Obsessive-Compulsive Disorder (OCD)
Obsessive-Compulsive Disorder (OCD) is linked with impairment of daily life functioning. Symptoms can come and go in severity over time and may be severe, moderate, or mild. Symptoms may fluctuate in their intensity from day to day and week to week. Some common symptoms to look for in children may include:
- Concern over harm occurring to a loved one
- Concern over germs
- Concern over being dirty
- Checking and rechecking items
- Desire to do things perfectly and becoming upset if perfect is not achieved
- Erasing again and again to get their school work to meet their standards – sometimes to the point of the paper having a hole in it
- Organizing and reorganizing materials at school and belongings at home
- Being very particular about the feeling of their clothing on their skin
- Needing to equal out body movements – if one hand touches something, the other one has to as well
OCD can be broken into two parts of understanding. One is defining an obsession. The other is defining a compulsion. When you put these two definitions together, you can gain an understanding of what your child is struggling with.
Obsessions are described as continuous thoughts, urges, or images that are intrusive and unwanted. These thoughts, urges, or images cause anxiety or distress in most people. The person experiencing obsession typically tries to ignore, stop them from happening, and/or tries to replace the obsessions with some other thought or action (through a compulsion).
Compulsions are described as repetitive behaviors (hand washing, checking) or mental acts (counting, repeating words or phrases to oneself) that a person feels that they must do in response to an obsession as described above. Compulsions are used in order to try to prevent or reduce anxiety or distress, or to prevent some dreaded event or situation from happening. Despite these attempts, the behaviors or acts performed are not things that will help to solve in situation in reality. Tip: Young children may not be able to speak about what they attempting to resolve or prevent through their compulsions.
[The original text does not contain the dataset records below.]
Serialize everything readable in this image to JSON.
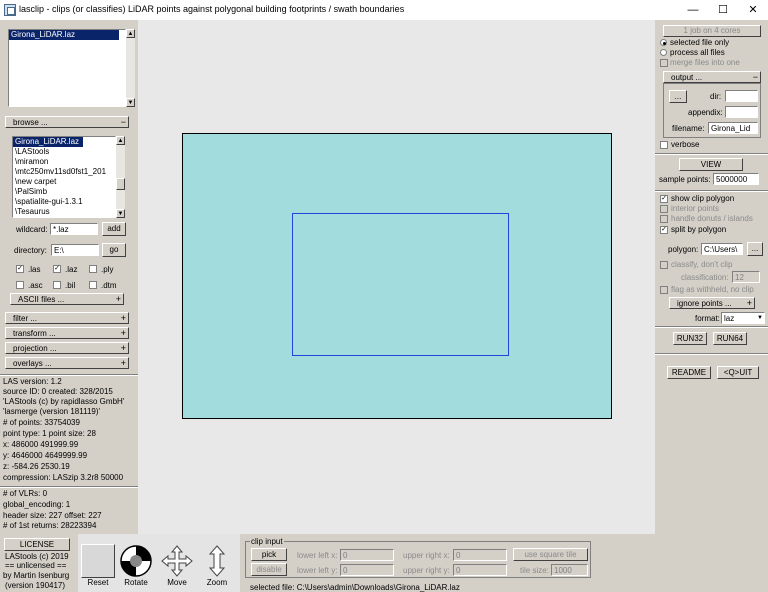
{
  "window": {
    "title": "lasclip - clips (or classifies) LiDAR points against polygonal building footprints / swath boundaries",
    "minimize": "—",
    "maximize": "☐",
    "close": "✕"
  },
  "left": {
    "top_list": {
      "items": [
        "Girona_LiDAR.laz"
      ]
    },
    "browse": {
      "header": "browse ...",
      "sign": "−",
      "items": [
        "Girona_LiDAR.laz",
        "\\LAStools",
        "\\miramon",
        "\\mtc250mv11sd0fst1_201",
        "\\new carpet",
        "\\PalSimb",
        "\\spatialite-gui-1.3.1",
        "\\Tesaurus"
      ],
      "wildcard_label": "wildcard:",
      "wildcard_value": "*.laz",
      "add": "add",
      "directory_label": "directory:",
      "directory_value": "E:\\",
      "go": "go",
      "types": [
        {
          "label": ".las",
          "checked": true
        },
        {
          "label": ".laz",
          "checked": true
        },
        {
          "label": ".ply",
          "checked": false
        },
        {
          "label": ".asc",
          "checked": false
        },
        {
          "label": ".bil",
          "checked": false
        },
        {
          "label": ".dtm",
          "checked": false
        }
      ],
      "ascii": "ASCII files ...",
      "ascii_sign": "+"
    },
    "sections": [
      {
        "label": "filter ...",
        "sign": "+"
      },
      {
        "label": "transform ...",
        "sign": "+"
      },
      {
        "label": "projection ...",
        "sign": "+"
      },
      {
        "label": "overlays ...",
        "sign": "+"
      }
    ],
    "info1": [
      "LAS version: 1.2",
      "source ID:      0 created: 328/2015",
      "'LAStools (c) by rapidlasso GmbH'",
      "'lasmerge (version 181119)'",
      "# of points: 33754039",
      "point type: 1 point size: 28",
      "x: 486000 491999.99",
      "y: 4646000 4649999.99",
      "z: -584.26 2530.19",
      "compression: LASzip 3.2r8 50000"
    ],
    "info2": [
      "# of VLRs: 0",
      "global_encoding: 1",
      "header size: 227 offset: 227",
      "# of 1st returns: 28223394"
    ],
    "license": {
      "button": "LICENSE",
      "lines": [
        "LAStools (c) 2019",
        "== unlicensed ==",
        "by Martin Isenburg",
        "(version 190417)"
      ]
    }
  },
  "toolbar": {
    "reset": "Reset",
    "rotate": "Rotate",
    "move": "Move",
    "zoom": "Zoom"
  },
  "clip": {
    "legend": "clip input",
    "pick": "pick",
    "disable": "disable",
    "lower_left_x": "lower left x:",
    "lower_left_x_val": "0",
    "lower_left_y": "lower left y:",
    "lower_left_y_val": "0",
    "upper_right_x": "upper right x:",
    "upper_right_x_val": "0",
    "upper_right_y": "upper right y:",
    "upper_right_y_val": "0",
    "square": "use square tile",
    "tile_size_label": "tile size:",
    "tile_size": "1000"
  },
  "status": {
    "selected": "selected file: C:\\Users\\admin\\Downloads\\Girona_LiDAR.laz"
  },
  "right": {
    "cores": "1 job on 4 cores",
    "selected_only": "selected file only",
    "process_all": "process all files",
    "merge": "merge files into one",
    "output": {
      "header": "output ...",
      "sign": "−",
      "dots": "...",
      "dir_label": "dir:",
      "dir_value": "",
      "appendix_label": "appendix:",
      "appendix_value": "",
      "filename_label": "filename:",
      "filename_value": "Girona_Lid"
    },
    "verbose": "verbose",
    "view": "VIEW",
    "sample_label": "sample points:",
    "sample_value": "5000000",
    "show_clip": "show clip polygon",
    "interior": "interior points",
    "donuts": "handle donuts / islands",
    "split": "split by polygon",
    "polygon_label": "polygon:",
    "polygon_value": "C:\\Users\\",
    "polygon_btn": "...",
    "classify": "classify, don't clip",
    "classification_label": "classification:",
    "classification_value": "12",
    "flag": "flag as withheld, no clip",
    "ignore": "ignore points ...",
    "ignore_sign": "+",
    "format_label": "format:",
    "format_value": "laz",
    "run32": "RUN32",
    "run64": "RUN64",
    "readme": "README",
    "quit": "<Q>UIT"
  },
  "colors": {
    "extent_fill": "#a3dcdc",
    "clip_polygon": "#2244dd",
    "panel": "#d4d0c8",
    "viewport": "#e8e8e8"
  }
}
A person living with OCD attempts to remain in control by performing tasks to reassure themselves that everything will be okay and to feel calm. For example, a person may have to check and re-check to make sure the stove knobs are completely straight and in the off position in order to feel secure enough that the house will not burn down. The number of times needed to check the stove may always be a pre-determined number or may increase as it takes more reassurance to decrease the anxiety.
Many people describe obsessive-compulsive disorder as feeling “stuck”. Their attempts to take control of the situation only result in being ruled by the disorder. With the right help, people can effectively manage their symptoms.
Treatment and Tips
1. Contact your child’s doctor and/or a mental health professional to help ease your child’s discomfort.
2. Have patience when working with your child. OCD can take considerable time out of the day. Providing a caring and patient approach with your child will help to keep anxiety at it’s lowest level.
3. Develop a behavior plan with your child that addresses their specific thoughts and ways to reduce the anxiety without (or reduced) need for completing the anti-anxiety task. Include many positive reinforcers and consistent discussion of how things are going.
4. Remember that children with OCD may not be able to move to a new task until they have completed their current activity. Do your best to plan accordingly for this factor.